Examples include risk difference and incidence rate difference.
It is considered best practice to report absolute measures (along with relative measures) in research articles. Absolute measures are those preferred by public health decision-makers.
Relative measures
Relative measures quantify the strength of an association between an intervention/exposure and a disease.
Examples include risk ratio, incidence rate ratio, and odds ratio.
Relative measures are most commonly reported in public health research articles.
Risk Ratio
A risk ratio (RR) (also known as relative risk) expresses how many times more, or less, likely it is that an exposed person will develop an outcome relative to an unexposed person.
It is the ratio of the risk (incidence risk) in the exposed to the risk (incidence risk) in the unexposed groups.

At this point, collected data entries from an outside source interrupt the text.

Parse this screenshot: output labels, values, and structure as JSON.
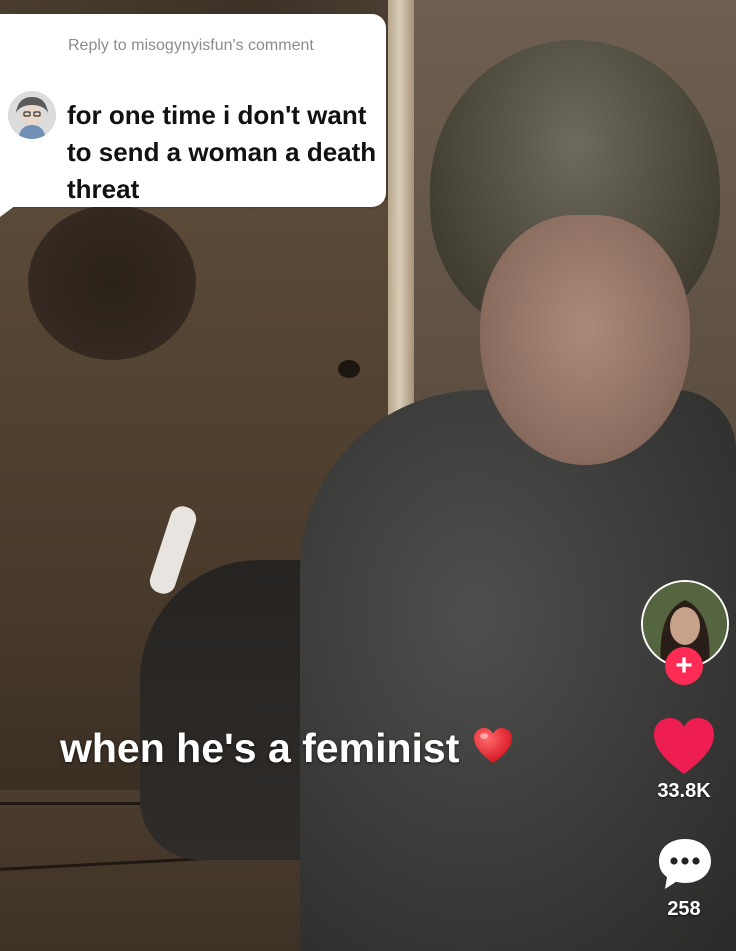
{
  "reply": {
    "meta": "Reply to misogynyisfun's comment",
    "text": "for one time i don't want to send a woman a death threat"
  },
  "caption": {
    "text": "when he's a feminist",
    "emoji": "red-heart-emoji"
  },
  "actions": {
    "follow_label": "+",
    "like_count": "33.8K",
    "comment_count": "258"
  },
  "colors": {
    "tiktok_red": "#fe2c55",
    "heart_red": "#ee1d52",
    "bubble_bg": "#ffffff",
    "meta_gray": "#8c8c8c"
  },
  "icons": {
    "like": "heart-icon",
    "comment": "comment-bubble-icon",
    "follow": "plus-icon"
  }
}
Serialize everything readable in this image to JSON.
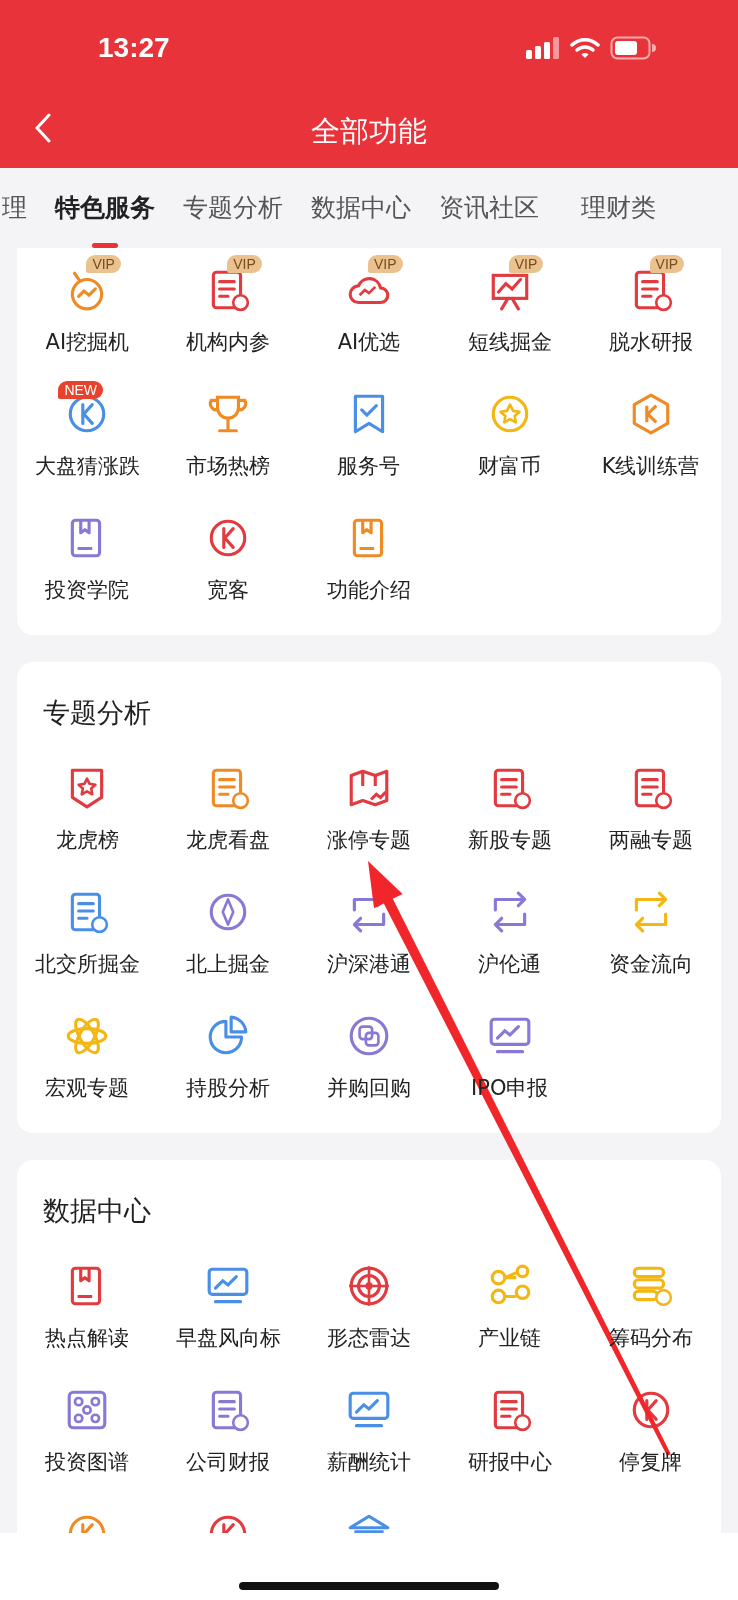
{
  "status_bar": {
    "time": "13:27"
  },
  "header": {
    "title": "全部功能"
  },
  "tabs": [
    {
      "label": "理",
      "selected": false
    },
    {
      "label": "特色服务",
      "selected": true
    },
    {
      "label": "专题分析",
      "selected": false
    },
    {
      "label": "数据中心",
      "selected": false
    },
    {
      "label": "资讯社区",
      "selected": false
    },
    {
      "label": "理财类",
      "selected": false
    }
  ],
  "sections": [
    {
      "items": [
        {
          "kind": "tile",
          "label": "AI挖掘机",
          "badge": "VIP"
        },
        {
          "kind": "tile",
          "label": "机构内参",
          "badge": "VIP"
        },
        {
          "kind": "tile",
          "label": "AI优选",
          "badge": "VIP"
        },
        {
          "kind": "tile",
          "label": "短线掘金",
          "badge": "VIP"
        },
        {
          "kind": "tile",
          "label": "脱水研报",
          "badge": "VIP"
        },
        {
          "kind": "tile",
          "label": "大盘猜涨跌",
          "badge": "NEW"
        },
        {
          "kind": "tile",
          "label": "市场热榜"
        },
        {
          "kind": "tile",
          "label": "服务号"
        },
        {
          "kind": "tile",
          "label": "财富币"
        },
        {
          "kind": "tile",
          "label": "K线训练营"
        },
        {
          "kind": "tile",
          "label": "投资学院"
        },
        {
          "kind": "tile",
          "label": "宽客"
        },
        {
          "kind": "tile",
          "label": "功能介绍"
        }
      ]
    },
    {
      "title": "专题分析",
      "items": [
        {
          "kind": "tile",
          "label": "龙虎榜"
        },
        {
          "kind": "tile",
          "label": "龙虎看盘"
        },
        {
          "kind": "tile",
          "label": "涨停专题"
        },
        {
          "kind": "tile",
          "label": "新股专题"
        },
        {
          "kind": "tile",
          "label": "两融专题"
        },
        {
          "kind": "tile",
          "label": "北交所掘金"
        },
        {
          "kind": "tile",
          "label": "北上掘金"
        },
        {
          "kind": "tile",
          "label": "沪深港通"
        },
        {
          "kind": "tile",
          "label": "沪伦通"
        },
        {
          "kind": "tile",
          "label": "资金流向"
        },
        {
          "kind": "tile",
          "label": "宏观专题"
        },
        {
          "kind": "tile",
          "label": "持股分析"
        },
        {
          "kind": "tile",
          "label": "并购回购"
        },
        {
          "kind": "tile",
          "label": "IPO申报"
        }
      ]
    },
    {
      "title": "数据中心",
      "items": [
        {
          "kind": "tile",
          "label": "热点解读"
        },
        {
          "kind": "tile",
          "label": "早盘风向标"
        },
        {
          "kind": "tile",
          "label": "形态雷达"
        },
        {
          "kind": "tile",
          "label": "产业链"
        },
        {
          "kind": "tile",
          "label": "筹码分布"
        },
        {
          "kind": "tile",
          "label": "投资图谱"
        },
        {
          "kind": "tile",
          "label": "公司财报"
        },
        {
          "kind": "tile",
          "label": "薪酬统计"
        },
        {
          "kind": "tile",
          "label": "研报中心"
        },
        {
          "kind": "tile",
          "label": "停复牌"
        },
        {
          "kind": "cut"
        },
        {
          "kind": "cut"
        },
        {
          "kind": "cut"
        }
      ]
    }
  ],
  "annotations": [
    {
      "kind": "arrow"
    }
  ]
}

Risk Ratio = Risk of outcome in the Exposed
———————————————-
Risk of outcome in Unexposed
Risk ratio < 1 indicates a reduced risk in the exposed group (what you want if testing an intervention works).
Risk ratio > 1 indicates an increased risk in the exposed group.
Risk ratio = 1 is the “null effect”—there is no difference. The risk is the same in both groups.
Risk only ranges between 0 and 1, so both denominator and numerator are limited to 0–1.
However, if the risk in the numerator approaches 1 and the risk in the denominator approaches 0, then you can get exceedingly large risk ratios.